A new year, and slow, steady progress on the Onondaga Cutoff continues! Best wishes for 2012 to all. Thanks to assistance from several regular operators, most of the backdrop is now installed, awaiting tape, spackle, and paint. It’s actually nice not to see the foundation walls, at least, behind the railroad.

One recent development on the OC is that through operations, a limitation has become clear. If you click on this ‘straight-line diagram’ of the railroad, which shows both original and new crossovers now at CP 294, it becomes clearer.

Though there are 5 tracks in staging, there was no way for a train in either direction on Track 1 in staging to come out of staging and cross over to Track 2 until that train reached an interlocking with turnouts that allow that move. For westbound trains, this is resolved at CP 277, where a universal crossover exists just for this purpose. This allows a dispatcher to route trains on either track in either direction, and at a nice distance from Onondaga Yard.

For eastbounds, however, there was no universal interlocking from staging all the way to CP 282, which is also the west entrance to Onondaga Yard. Trains leaving staging on Track 1 working east could not cross over to Track 2 until they were at 282. When a train is working the yard and fouling Track 1 at CP 282, then, Track 1 was essentially unavailable from CP 295 all the way to CP 280, more than half the railroad.

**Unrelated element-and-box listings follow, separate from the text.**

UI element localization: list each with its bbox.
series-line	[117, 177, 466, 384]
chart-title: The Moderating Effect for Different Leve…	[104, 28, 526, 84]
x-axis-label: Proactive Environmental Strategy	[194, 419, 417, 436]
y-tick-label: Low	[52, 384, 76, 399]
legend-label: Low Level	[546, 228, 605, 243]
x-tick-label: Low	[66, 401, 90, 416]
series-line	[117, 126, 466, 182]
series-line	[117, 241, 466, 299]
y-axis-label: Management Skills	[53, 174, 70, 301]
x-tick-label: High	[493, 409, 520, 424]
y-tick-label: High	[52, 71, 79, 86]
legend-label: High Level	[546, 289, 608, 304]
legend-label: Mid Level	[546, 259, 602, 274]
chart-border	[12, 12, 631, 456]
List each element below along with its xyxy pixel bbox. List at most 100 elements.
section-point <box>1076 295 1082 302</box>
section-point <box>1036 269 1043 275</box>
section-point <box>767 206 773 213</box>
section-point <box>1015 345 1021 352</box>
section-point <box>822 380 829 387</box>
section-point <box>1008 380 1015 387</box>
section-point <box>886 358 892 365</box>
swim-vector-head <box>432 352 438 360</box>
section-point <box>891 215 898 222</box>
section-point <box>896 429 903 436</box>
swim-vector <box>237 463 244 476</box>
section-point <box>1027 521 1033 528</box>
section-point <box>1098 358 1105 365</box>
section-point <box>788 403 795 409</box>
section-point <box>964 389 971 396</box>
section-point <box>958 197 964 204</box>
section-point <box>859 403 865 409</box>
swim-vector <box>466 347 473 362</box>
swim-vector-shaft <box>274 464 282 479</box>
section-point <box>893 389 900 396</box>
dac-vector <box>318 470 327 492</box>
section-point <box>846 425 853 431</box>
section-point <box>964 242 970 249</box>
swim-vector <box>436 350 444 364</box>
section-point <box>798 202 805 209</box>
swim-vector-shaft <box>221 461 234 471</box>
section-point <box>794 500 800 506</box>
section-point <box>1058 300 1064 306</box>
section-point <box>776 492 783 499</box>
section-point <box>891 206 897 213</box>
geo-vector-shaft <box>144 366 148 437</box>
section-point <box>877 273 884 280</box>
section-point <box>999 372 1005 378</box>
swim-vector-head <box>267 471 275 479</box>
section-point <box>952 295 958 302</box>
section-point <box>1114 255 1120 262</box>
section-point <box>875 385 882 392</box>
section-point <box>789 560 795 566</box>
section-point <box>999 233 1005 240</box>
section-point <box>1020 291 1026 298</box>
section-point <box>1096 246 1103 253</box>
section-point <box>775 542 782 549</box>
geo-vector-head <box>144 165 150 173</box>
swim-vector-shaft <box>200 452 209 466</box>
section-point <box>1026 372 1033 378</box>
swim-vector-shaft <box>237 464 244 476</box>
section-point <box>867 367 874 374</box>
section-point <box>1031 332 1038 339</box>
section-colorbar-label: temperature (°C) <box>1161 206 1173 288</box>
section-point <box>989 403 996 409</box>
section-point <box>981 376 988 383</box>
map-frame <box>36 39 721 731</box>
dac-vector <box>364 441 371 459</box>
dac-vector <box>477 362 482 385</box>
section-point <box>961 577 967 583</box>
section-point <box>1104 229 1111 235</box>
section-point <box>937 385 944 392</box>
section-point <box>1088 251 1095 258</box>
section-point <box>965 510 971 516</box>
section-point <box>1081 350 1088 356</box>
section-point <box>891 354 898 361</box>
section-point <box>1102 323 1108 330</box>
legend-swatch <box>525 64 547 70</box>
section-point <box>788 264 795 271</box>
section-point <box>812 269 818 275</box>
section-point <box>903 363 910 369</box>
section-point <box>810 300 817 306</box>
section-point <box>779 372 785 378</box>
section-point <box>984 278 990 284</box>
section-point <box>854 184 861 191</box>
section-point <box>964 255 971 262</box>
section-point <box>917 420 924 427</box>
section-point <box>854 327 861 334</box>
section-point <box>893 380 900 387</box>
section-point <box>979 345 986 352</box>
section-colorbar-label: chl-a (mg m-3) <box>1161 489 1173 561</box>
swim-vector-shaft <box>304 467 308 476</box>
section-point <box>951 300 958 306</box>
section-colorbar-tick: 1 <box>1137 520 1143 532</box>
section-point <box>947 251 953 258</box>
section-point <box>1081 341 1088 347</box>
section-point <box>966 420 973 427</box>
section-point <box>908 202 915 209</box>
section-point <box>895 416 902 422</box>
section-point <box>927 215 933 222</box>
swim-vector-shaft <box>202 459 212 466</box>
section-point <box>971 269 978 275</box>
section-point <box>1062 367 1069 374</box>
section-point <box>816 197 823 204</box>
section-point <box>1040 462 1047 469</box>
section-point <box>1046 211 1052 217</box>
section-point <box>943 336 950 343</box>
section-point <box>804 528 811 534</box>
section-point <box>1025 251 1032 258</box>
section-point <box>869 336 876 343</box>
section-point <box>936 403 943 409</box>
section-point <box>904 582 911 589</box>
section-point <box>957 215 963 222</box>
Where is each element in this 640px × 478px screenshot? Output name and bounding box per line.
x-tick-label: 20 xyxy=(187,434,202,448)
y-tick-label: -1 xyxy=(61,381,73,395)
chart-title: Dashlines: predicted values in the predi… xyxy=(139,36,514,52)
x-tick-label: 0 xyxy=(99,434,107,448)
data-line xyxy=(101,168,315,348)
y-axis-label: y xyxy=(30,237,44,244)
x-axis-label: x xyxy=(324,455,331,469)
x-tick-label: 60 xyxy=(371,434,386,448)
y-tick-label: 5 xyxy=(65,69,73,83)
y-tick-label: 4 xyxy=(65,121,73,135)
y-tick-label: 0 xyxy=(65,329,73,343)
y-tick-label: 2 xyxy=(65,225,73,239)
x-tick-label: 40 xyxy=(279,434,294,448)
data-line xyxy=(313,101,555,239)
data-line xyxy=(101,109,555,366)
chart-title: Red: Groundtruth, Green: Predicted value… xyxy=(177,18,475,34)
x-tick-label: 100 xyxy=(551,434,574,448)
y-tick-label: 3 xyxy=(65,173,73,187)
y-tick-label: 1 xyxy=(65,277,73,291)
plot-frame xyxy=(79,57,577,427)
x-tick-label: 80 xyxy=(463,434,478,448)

Therefore, it was necessary to build a crossover to enable trains leaving staging eastbound on Track 1 from CP 295 to cross over to Track 2. The existing geometry allowed me to install a new #8 right-hand crossover at CP 294, creating a new universal interlocking there – and eliminating a major bottleneck for the dispatcher.

However, the installation of that crossover meant cutting into existing track and roadbed, drilling new holes for Tortoise machine throw rods, mounting Tortoises – challenging tasks, especially after the fact. It took time to align the new turnouts with existing track, and with each other. This allowed me to locate the throw rod locations and drill the holes, and finally to install each component while ensuring the geometry worked out as intended. Finally, both turnouts had to have feeders installed for track power.

The next major development is a biggie: design and construction of a working, dispatcher-controlled signal system. Much more to come soon as this gets underway!